Eurasian Oystercatcher (Haematopus ostralegus)

Birds: Oystercatcher

We heard them before we say them in Glacier Bay, Alaska. The cackle was so loud, it competed with the crashing waves with its intensity. The calls continued to dusk and where haunting in their loneliness and pain. When we finally spotted the bird, it was the white torso and the orange beak which stood out the most. Our sea kayak guide told us these Oystercatchers were everywhere.

Oystercatchers are a group of waders forming the small but hearty family known as Haematopodidae. The family has a single genus, Haematopus. They are found across the globe on the coasts. They are nearly everywhere, excerpt for the polar regions and some tropical regions of Africa and South East Asia.

The American Oystercatcher (Haematopus palliatus), occasionally called the “American pied oystercatcher,” is a member of this interesting family. The species was named by English naturalist, Mark Catesby, who spotted the bird in 1731. It was feasting on some oysters in the surf, so he named them “sea pie” oystercatchers. The current population of American oystercatchers is estimated to be 43,000. The bird is marked by its brown and white body, its long, thick orange beak, and its distinctive black and white plumage. The head and breast are black and the back, wings and tail are greyish-black. The underparts of the bird are white, as are feathers on the inner part of the wings, which become visible during flight. The oystercatchers’ irises are yellow and the eyes have orange orbital rings. Its legs are pink. 

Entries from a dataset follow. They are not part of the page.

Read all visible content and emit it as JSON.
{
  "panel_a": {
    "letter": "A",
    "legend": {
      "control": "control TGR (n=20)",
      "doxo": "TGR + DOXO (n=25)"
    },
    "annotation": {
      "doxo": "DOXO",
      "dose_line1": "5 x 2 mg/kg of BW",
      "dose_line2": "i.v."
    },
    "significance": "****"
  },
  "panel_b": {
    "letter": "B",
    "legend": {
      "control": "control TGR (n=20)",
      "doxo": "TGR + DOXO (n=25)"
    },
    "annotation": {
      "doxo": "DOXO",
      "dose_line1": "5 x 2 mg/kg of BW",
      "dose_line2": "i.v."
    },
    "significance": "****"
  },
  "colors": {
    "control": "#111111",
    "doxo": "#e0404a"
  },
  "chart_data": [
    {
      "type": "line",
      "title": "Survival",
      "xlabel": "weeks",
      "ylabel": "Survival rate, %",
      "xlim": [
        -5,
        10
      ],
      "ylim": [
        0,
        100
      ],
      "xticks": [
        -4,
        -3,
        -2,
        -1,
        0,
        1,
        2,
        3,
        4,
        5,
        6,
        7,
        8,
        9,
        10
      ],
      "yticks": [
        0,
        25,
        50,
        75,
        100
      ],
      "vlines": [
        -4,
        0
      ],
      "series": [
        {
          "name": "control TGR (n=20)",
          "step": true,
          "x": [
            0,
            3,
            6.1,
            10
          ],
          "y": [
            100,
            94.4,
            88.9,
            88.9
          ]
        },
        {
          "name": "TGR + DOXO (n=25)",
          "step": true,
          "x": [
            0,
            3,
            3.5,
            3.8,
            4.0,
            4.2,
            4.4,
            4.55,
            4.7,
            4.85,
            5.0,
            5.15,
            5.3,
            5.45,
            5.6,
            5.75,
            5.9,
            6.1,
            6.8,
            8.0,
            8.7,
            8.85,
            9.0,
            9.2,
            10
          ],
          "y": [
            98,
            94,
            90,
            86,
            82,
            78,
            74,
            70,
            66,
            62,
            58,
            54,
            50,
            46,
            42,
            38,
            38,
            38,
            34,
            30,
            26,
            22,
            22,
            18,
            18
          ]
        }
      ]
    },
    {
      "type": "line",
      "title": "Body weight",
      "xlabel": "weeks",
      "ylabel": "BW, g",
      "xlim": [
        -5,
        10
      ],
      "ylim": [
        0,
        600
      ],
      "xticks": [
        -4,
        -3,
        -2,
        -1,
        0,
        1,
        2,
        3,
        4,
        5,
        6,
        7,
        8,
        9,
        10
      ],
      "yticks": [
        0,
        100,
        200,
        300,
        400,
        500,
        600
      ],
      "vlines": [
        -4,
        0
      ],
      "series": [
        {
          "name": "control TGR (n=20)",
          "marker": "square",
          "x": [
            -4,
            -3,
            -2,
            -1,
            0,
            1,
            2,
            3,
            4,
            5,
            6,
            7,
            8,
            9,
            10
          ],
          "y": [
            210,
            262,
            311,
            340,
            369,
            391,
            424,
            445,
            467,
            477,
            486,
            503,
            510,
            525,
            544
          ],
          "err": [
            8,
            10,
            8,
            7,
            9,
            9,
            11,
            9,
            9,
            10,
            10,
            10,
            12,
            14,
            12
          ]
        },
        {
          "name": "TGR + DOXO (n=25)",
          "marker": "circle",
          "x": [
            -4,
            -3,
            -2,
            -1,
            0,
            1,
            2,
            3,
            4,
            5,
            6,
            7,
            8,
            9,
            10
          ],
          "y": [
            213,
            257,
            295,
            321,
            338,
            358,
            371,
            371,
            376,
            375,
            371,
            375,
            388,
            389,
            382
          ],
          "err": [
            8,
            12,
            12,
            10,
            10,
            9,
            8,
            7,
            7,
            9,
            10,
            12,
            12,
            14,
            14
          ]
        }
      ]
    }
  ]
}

Oystercatchers feed largely on mollusks (such as oysters, clams, and mussels), attacking them as the tide ebbs, when their shells are exposed and still partially open. These birds nest on the ground, usually laying their two to four eggs in the sand.

According to the ornithology texts, there are about seven distinct species of oystercatchers. Among them is the European Oystercatcher (pictured above: (H. ostralegus)), of Asia, Europe, and Africa,. These birds are different in that they have no brown, but dark black above and white beneath. The Black Oystercatcher (H. bachmani), of western North America, and the Sooty Oystercatcher (H. fuliginosus), of Australia, are all dark except for the pinkish legs.